Unusually stable helical coil allotrope of phosphorus
Dan Liu, Jie Guan, Jingwei Jiang, David Tomanek

TL;DR
This paper predicts a novel helical coil allotrope of phosphorus, which is remarkably stable due to coiling and inter-segment attraction, comparable in stability to black phosphorus, and potentially compatible with carbon nanotubes.
Contribution
It introduces a stable helical coil allotrope of phosphorus, supported by ab initio calculations, with potential applications inside carbon nanotubes.
Findings
Helical coil phosphorus is as stable as black phosphorus.
Coiling adds about 12 meV/atom stabilization energy.

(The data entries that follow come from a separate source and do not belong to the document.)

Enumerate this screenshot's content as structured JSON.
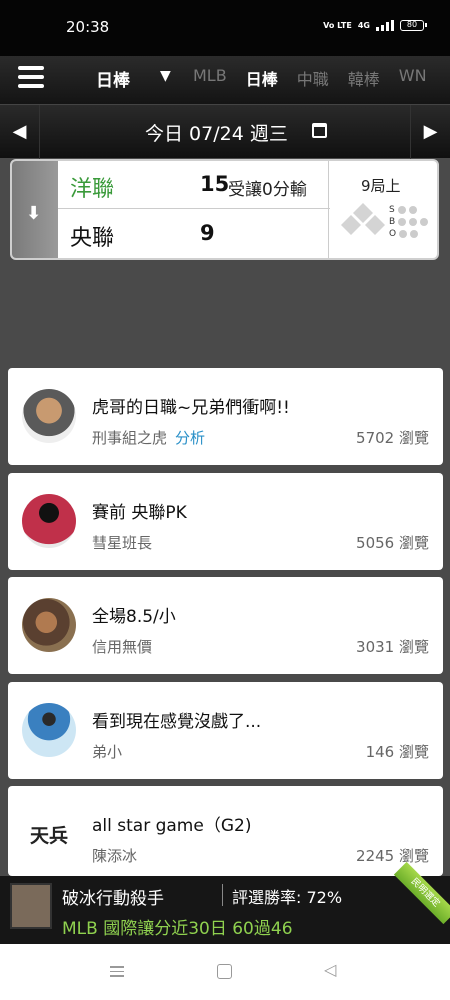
{
  "status_bar": {
    "time": "20:38",
    "network": "Vo LTE",
    "signal": "4G",
    "battery": "80"
  },
  "nav": {
    "selected_league": "日棒",
    "tabs": [
      {
        "label": "MLB",
        "active": false
      },
      {
        "label": "日棒",
        "active": true
      },
      {
        "label": "中職",
        "active": false
      },
      {
        "label": "韓棒",
        "active": false
      },
      {
        "label": "WN",
        "active": false
      }
    ]
  },
  "date_bar": {
    "label": "今日 07/24 週三"
  },
  "game": {
    "away": {
      "name": "洋聯",
      "score": "15",
      "spread": "受讓0分輸"
    },
    "home": {
      "name": "央聯",
      "score": "9"
    },
    "inning": "9局上",
    "sbo": [
      "S",
      "B",
      "O"
    ]
  },
  "posts": [
    {
      "title": "虎哥的日職~兄弟們衝啊!!",
      "author": "刑事組之虎",
      "tag": "分析",
      "views": "5702 瀏覽"
    },
    {
      "title": "賽前 央聯PK",
      "author": "彗星班長",
      "tag": "",
      "views": "5056 瀏覽"
    },
    {
      "title": "全場8.5/小",
      "author": "信用無價",
      "tag": "",
      "views": "3031 瀏覽"
    },
    {
      "title": "看到現在感覺沒戲了...",
      "author": "弟小",
      "tag": "",
      "views": "146 瀏覽"
    },
    {
      "title": "all star game（G2)",
      "author": "陳添冰",
      "tag": "",
      "views": "2245 瀏覽"
    }
  ],
  "avatar_5_text": "天兵",
  "promo": {
    "name": "破冰行動殺手",
    "rate": "評選勝率: 72%",
    "record": "MLB 國際讓分近30日 60過46",
    "ribbon": "民明選定"
  },
  "colors": {
    "accent_green": "#3a9a3a",
    "tag_blue": "#2a90c8",
    "promo_green": "#8fd14f"
  }
}
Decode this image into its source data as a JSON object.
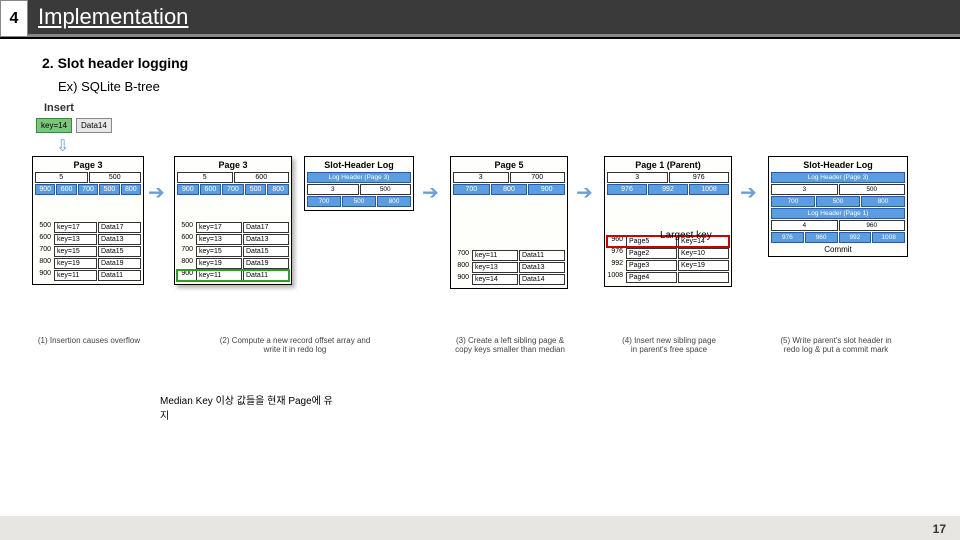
{
  "header": {
    "num": "4",
    "title": "Implementation"
  },
  "sub1": "2.  Slot header logging",
  "sub2": "Ex) SQLite B-tree",
  "insert": {
    "label": "Insert",
    "key": "key=14",
    "data": "Data14"
  },
  "p3a": {
    "title": "Page 3",
    "hdr": [
      "5",
      "500"
    ],
    "arr": [
      "900",
      "600",
      "700",
      "500",
      "800"
    ],
    "rows": [
      {
        "o": "500",
        "k": "key=17",
        "d": "Data17"
      },
      {
        "o": "600",
        "k": "key=13",
        "d": "Data13"
      },
      {
        "o": "700",
        "k": "key=15",
        "d": "Data15"
      },
      {
        "o": "800",
        "k": "key=19",
        "d": "Data19"
      },
      {
        "o": "900",
        "k": "key=11",
        "d": "Data11"
      }
    ]
  },
  "p3b": {
    "title": "Page 3",
    "hdr": [
      "5",
      "600"
    ],
    "arr": [
      "900",
      "600",
      "700",
      "500",
      "800"
    ],
    "rows": [
      {
        "o": "500",
        "k": "key=17",
        "d": "Data17"
      },
      {
        "o": "600",
        "k": "key=13",
        "d": "Data13"
      },
      {
        "o": "700",
        "k": "key=15",
        "d": "Data15"
      },
      {
        "o": "800",
        "k": "key=19",
        "d": "Data19"
      },
      {
        "o": "900",
        "k": "key=11",
        "d": "Data11"
      }
    ]
  },
  "shl1": {
    "title": "Slot-Header Log",
    "r1": "Log Header (Page 3)",
    "r2": [
      "3",
      "500"
    ],
    "arr": [
      "700",
      "500",
      "800"
    ]
  },
  "p5": {
    "title": "Page 5",
    "hdr": [
      "3",
      "700"
    ],
    "arr": [
      "700",
      "800",
      "900"
    ],
    "rows": [
      {
        "o": "700",
        "k": "key=11",
        "d": "Data11"
      },
      {
        "o": "800",
        "k": "key=13",
        "d": "Data13"
      },
      {
        "o": "900",
        "k": "key=14",
        "d": "Data14"
      }
    ]
  },
  "p1": {
    "title": "Page 1 (Parent)",
    "hdr": [
      "3",
      "976"
    ],
    "arr": [
      "976",
      "992",
      "1008"
    ],
    "rows": [
      {
        "o": "960",
        "k": "Page5",
        "d": "Key=14"
      },
      {
        "o": "976",
        "k": "Page2",
        "d": "Key=10"
      },
      {
        "o": "992",
        "k": "Page3",
        "d": "Key=19"
      },
      {
        "o": "1008",
        "k": "Page4",
        "d": ""
      }
    ]
  },
  "shl2": {
    "title": "Slot-Header Log",
    "r1": "Log Header (Page 3)",
    "r2": [
      "3",
      "500"
    ],
    "arr3": [
      "700",
      "500",
      "800"
    ],
    "r3": "Log Header (Page 1)",
    "r4": [
      "4",
      "960"
    ],
    "arr1": [
      "976",
      "960",
      "992",
      "1008"
    ],
    "commit": "Commit"
  },
  "caps": {
    "c1": "(1) Insertion causes overflow",
    "c2": "(2) Compute a new record offset array and\nwrite it in redo log",
    "c3": "(3) Create a left sibling page &\ncopy keys smaller than median",
    "c4": "(4) Insert new sibling page\nin parent's free space",
    "c5": "(5) Write parent's slot header in\nredo log & put a commit mark"
  },
  "anno1": "Largest key",
  "anno2": "Median Key 이상 값들을 현재 Page에 유\n지",
  "pagenum": "17"
}
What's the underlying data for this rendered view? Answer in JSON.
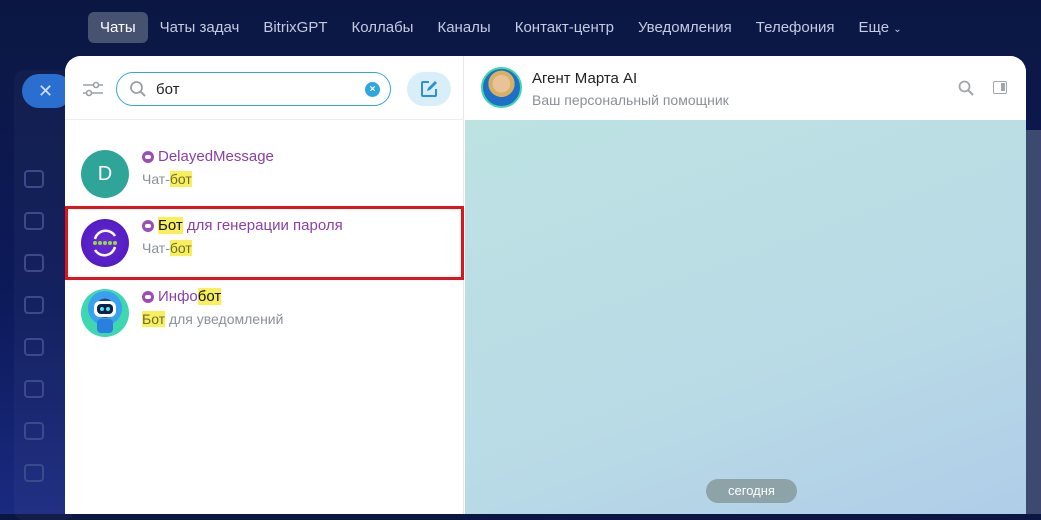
{
  "topnav": {
    "items": [
      "Чаты",
      "Чаты задач",
      "BitrixGPT",
      "Коллабы",
      "Каналы",
      "Контакт-центр",
      "Уведомления",
      "Телефония",
      "Еще"
    ]
  },
  "search": {
    "value": "бот"
  },
  "results": [
    {
      "name_pre": "",
      "name_hl": "",
      "name_post": "DelayedMessage",
      "sub_pre": "Чат-",
      "sub_hl": "бот",
      "sub_post": "",
      "avatar_letter": "D",
      "avatar_color": "#2fa59a"
    },
    {
      "name_pre": "",
      "name_hl": "Бот",
      "name_post": " для генерации пароля",
      "sub_pre": "Чат-",
      "sub_hl": "бот",
      "sub_post": "",
      "avatar_color": "#5a21c8"
    },
    {
      "name_pre": "Инфо",
      "name_hl": "бот",
      "name_post": "",
      "sub_pre": "",
      "sub_hl": "Бот",
      "sub_post": " для уведомлений",
      "avatar_color": "#3fd7b0"
    }
  ],
  "chat": {
    "name": "Агент Марта AI",
    "subtitle": "Ваш персональный помощник",
    "date_divider": "сегодня"
  },
  "colors": {
    "accent": "#2fa6e0",
    "bot_name": "#8a3fa5",
    "highlight": "#f8ef5a",
    "selection": "#e0141a"
  }
}
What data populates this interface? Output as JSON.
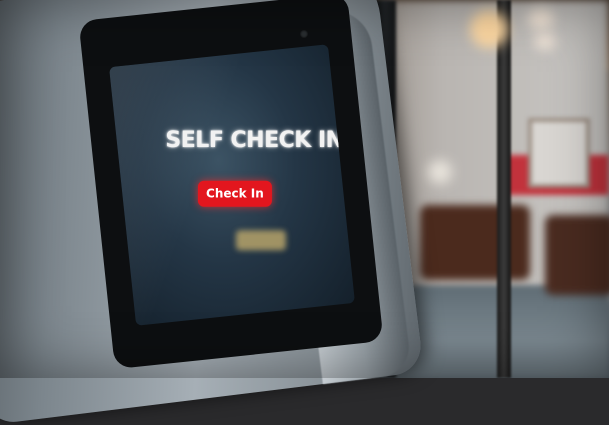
{
  "kiosk": {
    "screen_title": "SELF CHECK IN",
    "checkin_button_label": "Check In"
  },
  "colors": {
    "button_red": "#e3161e",
    "screen_background": "#243646",
    "wall_accent_red": "#c3242f"
  }
}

Optimal coil radius is approximately 2.4 nm.
Abstract
We have identified an unusually stable helical coil allotrope of phosphorus. Our ab initio Density Functional Theory calculations indicate that the uncoiled, isolated straight 1D chain is equally stable as a monolayer of black phosphorus dubbed phosphorene. The coiling tendency and the attraction between adjacent coil segments add an extra stabilization energy of about 12 meV/atom to the coil allotrope, similar in value to the approximately 16 meV/atom inter-layer attraction in bulk black phosphorus. Thus, the helical coil structure is essentially as stable as black phosphorus, the most stable phosphorus allotrope known to date. With an optimum radius of 2.4 nm, the helical coil of phosphorus may fit well and even form inside wide carbon nanotubes.